According to UDOT and the metro planners, the state will need at least an additional $515 million each year, through 2030, to meet Utah's needs.
The Centennial Highway Fund (CHEF), created to finance road construction projects, has generated less than half that amount each year in its first eight years of existence.
Njord said the CHEF's existence and current structure is part of the reason why UDOT cannot keep up with its maintenance and preservation needs, let alone build new roads or additional lanes not on the CHEF list. New state and federal resources that have become available over the past 13-16 years, including a 5-cent increase in the state's per-gallon gasoline tax in 1997, have gone toward building the 41 projects in the CHEF program.

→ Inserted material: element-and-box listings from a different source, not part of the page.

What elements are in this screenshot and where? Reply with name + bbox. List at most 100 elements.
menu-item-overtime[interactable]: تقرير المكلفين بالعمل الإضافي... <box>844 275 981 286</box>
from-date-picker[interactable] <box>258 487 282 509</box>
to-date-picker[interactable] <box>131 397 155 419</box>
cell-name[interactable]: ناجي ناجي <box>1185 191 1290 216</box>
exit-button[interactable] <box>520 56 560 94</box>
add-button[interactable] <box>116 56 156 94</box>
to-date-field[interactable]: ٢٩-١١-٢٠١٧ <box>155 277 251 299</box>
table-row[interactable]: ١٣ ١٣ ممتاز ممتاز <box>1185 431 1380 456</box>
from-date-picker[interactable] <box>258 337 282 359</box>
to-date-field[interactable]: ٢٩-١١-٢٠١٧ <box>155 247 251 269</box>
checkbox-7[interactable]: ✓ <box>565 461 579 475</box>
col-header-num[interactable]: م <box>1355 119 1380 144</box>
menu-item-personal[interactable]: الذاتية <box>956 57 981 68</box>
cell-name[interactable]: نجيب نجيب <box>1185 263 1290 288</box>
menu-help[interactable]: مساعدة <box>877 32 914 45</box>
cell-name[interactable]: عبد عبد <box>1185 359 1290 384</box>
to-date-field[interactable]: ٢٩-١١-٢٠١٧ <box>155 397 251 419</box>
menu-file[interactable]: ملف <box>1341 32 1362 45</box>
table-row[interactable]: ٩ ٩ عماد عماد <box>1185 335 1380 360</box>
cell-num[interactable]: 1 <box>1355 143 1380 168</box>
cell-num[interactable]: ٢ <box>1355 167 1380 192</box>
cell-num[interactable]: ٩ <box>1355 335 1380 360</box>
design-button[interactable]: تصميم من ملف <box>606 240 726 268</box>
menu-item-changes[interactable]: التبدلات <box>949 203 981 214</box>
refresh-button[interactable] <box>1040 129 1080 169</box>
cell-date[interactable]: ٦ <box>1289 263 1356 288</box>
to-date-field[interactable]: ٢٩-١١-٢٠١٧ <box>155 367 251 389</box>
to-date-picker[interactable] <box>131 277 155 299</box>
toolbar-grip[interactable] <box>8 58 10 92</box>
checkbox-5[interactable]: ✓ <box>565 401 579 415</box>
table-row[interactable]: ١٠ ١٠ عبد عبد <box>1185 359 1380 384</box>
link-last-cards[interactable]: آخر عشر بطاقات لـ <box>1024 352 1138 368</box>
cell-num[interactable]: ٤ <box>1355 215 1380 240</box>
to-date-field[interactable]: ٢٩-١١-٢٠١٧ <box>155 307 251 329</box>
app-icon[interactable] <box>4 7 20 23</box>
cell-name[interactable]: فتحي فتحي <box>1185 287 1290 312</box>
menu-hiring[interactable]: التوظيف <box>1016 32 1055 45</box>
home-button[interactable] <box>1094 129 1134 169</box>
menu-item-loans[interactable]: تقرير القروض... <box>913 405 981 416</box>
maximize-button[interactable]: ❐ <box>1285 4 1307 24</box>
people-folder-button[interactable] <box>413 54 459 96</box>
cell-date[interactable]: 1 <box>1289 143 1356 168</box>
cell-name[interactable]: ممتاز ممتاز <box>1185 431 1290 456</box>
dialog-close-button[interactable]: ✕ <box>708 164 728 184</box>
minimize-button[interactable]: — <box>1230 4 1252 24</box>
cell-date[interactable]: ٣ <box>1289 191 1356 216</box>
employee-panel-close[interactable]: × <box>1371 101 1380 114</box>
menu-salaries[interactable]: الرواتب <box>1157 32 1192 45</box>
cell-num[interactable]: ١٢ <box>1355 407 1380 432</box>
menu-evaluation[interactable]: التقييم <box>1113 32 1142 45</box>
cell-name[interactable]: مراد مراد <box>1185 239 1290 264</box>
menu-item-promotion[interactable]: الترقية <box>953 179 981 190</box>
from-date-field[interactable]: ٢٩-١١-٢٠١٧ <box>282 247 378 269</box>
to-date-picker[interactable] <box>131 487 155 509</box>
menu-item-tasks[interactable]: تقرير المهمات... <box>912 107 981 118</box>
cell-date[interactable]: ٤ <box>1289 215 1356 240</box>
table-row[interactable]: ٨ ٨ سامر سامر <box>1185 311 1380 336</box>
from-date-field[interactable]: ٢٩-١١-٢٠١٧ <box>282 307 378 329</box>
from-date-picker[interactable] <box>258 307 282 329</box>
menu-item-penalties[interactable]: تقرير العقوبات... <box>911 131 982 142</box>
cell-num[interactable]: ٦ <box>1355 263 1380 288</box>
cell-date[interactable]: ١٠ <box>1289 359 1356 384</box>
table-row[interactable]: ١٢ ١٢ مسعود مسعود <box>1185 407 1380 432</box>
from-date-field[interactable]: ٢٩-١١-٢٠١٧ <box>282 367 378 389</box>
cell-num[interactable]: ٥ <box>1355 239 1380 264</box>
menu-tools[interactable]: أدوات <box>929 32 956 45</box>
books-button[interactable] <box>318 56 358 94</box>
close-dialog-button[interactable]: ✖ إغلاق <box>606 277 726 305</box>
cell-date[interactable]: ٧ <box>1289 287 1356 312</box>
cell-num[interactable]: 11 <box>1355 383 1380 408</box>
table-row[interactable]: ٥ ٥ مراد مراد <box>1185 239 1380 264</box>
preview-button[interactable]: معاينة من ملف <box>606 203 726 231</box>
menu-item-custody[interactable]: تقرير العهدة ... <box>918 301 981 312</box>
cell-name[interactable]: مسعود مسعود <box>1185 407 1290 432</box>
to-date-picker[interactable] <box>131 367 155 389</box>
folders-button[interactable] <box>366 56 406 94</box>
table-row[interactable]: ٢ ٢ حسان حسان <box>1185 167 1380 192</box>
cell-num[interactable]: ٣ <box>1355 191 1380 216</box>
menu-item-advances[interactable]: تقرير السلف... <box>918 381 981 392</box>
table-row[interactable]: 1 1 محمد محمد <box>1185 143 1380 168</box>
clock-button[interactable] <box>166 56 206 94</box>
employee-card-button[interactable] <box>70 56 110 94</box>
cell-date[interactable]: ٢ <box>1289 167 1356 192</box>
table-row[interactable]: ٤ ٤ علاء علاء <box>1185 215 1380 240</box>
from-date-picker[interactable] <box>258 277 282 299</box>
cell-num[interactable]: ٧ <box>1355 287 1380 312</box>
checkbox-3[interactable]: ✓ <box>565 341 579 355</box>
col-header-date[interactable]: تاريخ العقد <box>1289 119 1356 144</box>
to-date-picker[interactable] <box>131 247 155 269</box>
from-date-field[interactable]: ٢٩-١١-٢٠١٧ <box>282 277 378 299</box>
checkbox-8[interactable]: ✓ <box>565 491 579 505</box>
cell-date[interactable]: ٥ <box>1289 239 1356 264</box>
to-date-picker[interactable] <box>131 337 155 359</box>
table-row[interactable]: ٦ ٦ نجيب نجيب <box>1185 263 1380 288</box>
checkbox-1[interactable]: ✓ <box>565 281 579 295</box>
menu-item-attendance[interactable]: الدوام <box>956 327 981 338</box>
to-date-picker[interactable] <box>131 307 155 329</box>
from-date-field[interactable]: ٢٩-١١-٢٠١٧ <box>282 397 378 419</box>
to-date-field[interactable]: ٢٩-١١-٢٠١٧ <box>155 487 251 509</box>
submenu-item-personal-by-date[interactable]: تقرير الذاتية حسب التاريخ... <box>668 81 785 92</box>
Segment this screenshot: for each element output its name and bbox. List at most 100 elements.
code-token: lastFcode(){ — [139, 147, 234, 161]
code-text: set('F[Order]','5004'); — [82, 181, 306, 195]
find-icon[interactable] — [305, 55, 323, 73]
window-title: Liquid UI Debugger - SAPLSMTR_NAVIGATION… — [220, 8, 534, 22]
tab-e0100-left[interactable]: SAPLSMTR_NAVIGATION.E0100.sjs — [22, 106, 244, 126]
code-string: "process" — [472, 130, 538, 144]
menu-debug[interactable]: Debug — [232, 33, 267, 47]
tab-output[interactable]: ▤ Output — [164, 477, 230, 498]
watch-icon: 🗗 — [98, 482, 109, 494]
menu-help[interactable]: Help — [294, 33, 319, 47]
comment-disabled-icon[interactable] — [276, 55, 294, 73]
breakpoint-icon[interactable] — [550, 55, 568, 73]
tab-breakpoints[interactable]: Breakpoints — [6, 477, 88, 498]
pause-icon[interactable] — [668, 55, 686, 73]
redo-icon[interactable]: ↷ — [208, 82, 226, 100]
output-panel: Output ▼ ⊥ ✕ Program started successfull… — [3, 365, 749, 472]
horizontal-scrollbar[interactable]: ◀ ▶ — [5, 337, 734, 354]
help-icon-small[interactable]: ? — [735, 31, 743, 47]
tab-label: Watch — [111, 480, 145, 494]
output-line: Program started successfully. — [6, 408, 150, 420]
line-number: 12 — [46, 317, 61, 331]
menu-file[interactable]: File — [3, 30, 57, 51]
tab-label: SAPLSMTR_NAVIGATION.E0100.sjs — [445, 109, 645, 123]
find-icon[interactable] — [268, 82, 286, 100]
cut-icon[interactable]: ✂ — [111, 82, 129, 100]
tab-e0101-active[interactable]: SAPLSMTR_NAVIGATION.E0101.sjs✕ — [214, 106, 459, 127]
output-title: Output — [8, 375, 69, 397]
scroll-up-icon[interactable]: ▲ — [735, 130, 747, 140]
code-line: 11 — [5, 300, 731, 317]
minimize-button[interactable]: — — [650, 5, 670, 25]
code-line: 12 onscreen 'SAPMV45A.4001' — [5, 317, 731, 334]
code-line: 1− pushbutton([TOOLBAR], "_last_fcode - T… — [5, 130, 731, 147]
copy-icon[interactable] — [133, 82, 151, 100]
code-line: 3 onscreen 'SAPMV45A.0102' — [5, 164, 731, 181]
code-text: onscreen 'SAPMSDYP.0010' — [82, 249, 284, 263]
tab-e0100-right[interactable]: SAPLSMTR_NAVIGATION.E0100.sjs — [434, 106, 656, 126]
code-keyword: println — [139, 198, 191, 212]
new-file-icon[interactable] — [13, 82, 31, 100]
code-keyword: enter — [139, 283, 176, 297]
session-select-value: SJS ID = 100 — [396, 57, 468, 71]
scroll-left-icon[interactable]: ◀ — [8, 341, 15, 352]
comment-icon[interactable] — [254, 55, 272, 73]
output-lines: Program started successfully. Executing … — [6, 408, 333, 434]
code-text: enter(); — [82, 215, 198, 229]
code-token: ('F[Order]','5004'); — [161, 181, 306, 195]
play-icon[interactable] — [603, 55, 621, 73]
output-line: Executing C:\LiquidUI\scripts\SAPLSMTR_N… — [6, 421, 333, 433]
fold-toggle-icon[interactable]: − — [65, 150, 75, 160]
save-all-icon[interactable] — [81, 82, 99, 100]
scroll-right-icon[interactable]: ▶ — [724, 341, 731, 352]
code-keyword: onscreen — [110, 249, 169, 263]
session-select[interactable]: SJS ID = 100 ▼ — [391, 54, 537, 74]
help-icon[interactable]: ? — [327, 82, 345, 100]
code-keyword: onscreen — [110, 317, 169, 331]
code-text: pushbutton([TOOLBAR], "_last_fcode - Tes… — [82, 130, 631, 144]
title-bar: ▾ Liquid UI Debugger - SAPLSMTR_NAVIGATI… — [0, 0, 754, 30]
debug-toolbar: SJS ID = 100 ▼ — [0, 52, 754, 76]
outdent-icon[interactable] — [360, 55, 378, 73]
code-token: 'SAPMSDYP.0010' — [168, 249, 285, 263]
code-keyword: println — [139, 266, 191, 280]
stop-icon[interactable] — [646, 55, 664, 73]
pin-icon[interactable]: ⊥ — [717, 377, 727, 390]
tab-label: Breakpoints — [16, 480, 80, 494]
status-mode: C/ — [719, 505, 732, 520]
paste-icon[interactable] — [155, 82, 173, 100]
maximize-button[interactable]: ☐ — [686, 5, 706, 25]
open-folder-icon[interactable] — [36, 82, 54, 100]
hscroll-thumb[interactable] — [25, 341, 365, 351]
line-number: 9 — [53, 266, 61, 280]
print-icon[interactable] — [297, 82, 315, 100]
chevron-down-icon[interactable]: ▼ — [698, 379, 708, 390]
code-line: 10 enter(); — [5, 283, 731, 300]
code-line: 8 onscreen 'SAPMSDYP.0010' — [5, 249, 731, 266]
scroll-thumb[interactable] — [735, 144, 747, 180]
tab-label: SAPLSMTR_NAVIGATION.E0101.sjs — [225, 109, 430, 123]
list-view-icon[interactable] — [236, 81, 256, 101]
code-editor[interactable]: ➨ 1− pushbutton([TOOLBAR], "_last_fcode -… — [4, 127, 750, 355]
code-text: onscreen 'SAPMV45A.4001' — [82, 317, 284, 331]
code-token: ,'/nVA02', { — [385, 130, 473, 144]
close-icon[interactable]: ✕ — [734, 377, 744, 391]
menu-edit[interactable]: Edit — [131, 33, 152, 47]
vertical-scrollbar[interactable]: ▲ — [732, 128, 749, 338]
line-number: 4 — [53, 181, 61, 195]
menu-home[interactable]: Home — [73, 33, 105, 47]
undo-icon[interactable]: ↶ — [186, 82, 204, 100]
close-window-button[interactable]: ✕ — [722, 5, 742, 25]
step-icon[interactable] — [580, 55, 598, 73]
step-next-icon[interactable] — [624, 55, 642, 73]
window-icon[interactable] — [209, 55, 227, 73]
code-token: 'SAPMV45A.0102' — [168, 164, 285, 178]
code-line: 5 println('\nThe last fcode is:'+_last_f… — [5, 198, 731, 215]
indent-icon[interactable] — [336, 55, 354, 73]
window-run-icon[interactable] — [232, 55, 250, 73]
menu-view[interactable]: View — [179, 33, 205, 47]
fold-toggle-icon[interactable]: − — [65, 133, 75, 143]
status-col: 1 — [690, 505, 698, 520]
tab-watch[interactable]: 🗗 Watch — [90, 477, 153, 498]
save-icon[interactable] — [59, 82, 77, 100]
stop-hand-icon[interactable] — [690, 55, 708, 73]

And that's a good thing, Njord said of the 10-year statewide road-building program that included the $1.59 billion I-15 reconstruction project. But that method of funding the CHEF has left the state's regular maintenance and capital improvement programs operating on the same funding amounts they received in the late 1980s and early '90s, he said.
"We've been doing more than we've ever done," added Utah Transportation Commission chairman Glen Brown. "It's just that we can't keep up with the growth and demand that's out there."
Njord said UDOT's success in rebuilding I-15, 1997-2001, was both a blessing and a curse. People still come from across the globe to see how UDOT rebuilt 17 miles of freeway using the accelerated design-build construction method, now a model for transportation projects worldwide. But other Utahns saw that success and now want to know when the roads and freeways they use every day will get the same treatment.
"There are big projects. There are small projects. But we all know what the big ones are," Njord said. "I-15 in Utah County, I-15 in Davis County, Interstate 80 in Salt Lake County, the Mountain View Corridor in Salt Lake County and Utah County, the list goes on — state route 6 in Utah County and Carbon County. . . .
"Those people that use those facilities are delayed because they (the roads) are not up to snuff today. . . . They (motorists) are not willing to wait 30 years. They're not willing to wait probably 10 years. They want their improvements now and . . . we're unable even to begin to address any of those needs as a result of the current situation we find ourselves in."
Utah Transit Authority officials echoed what their counterparts at UDOT had to say.
"We have . . . a national and local crisis in transportation," UTA general manager John Inglish told the task force. "And what's frustrating to us in this business is it seems to be ignored . . ."
Njord suggested it will take some "innovative approaches" to solve the funding issues now facing the state and offered to help the task force as it spends the summer wrestling with the issues.
Task force policy analyst Ben Christensen outlined existing revenue sources and suggested several areas the panel might consider as potential money generators.
The state receives about 85 percent of its transportation funds through the gasoline tax, and yet Utah's gas tax ranks in the middle of the pack (26th) among the states, he said. The state's vehicle registration fee is another possible source of additional revenue.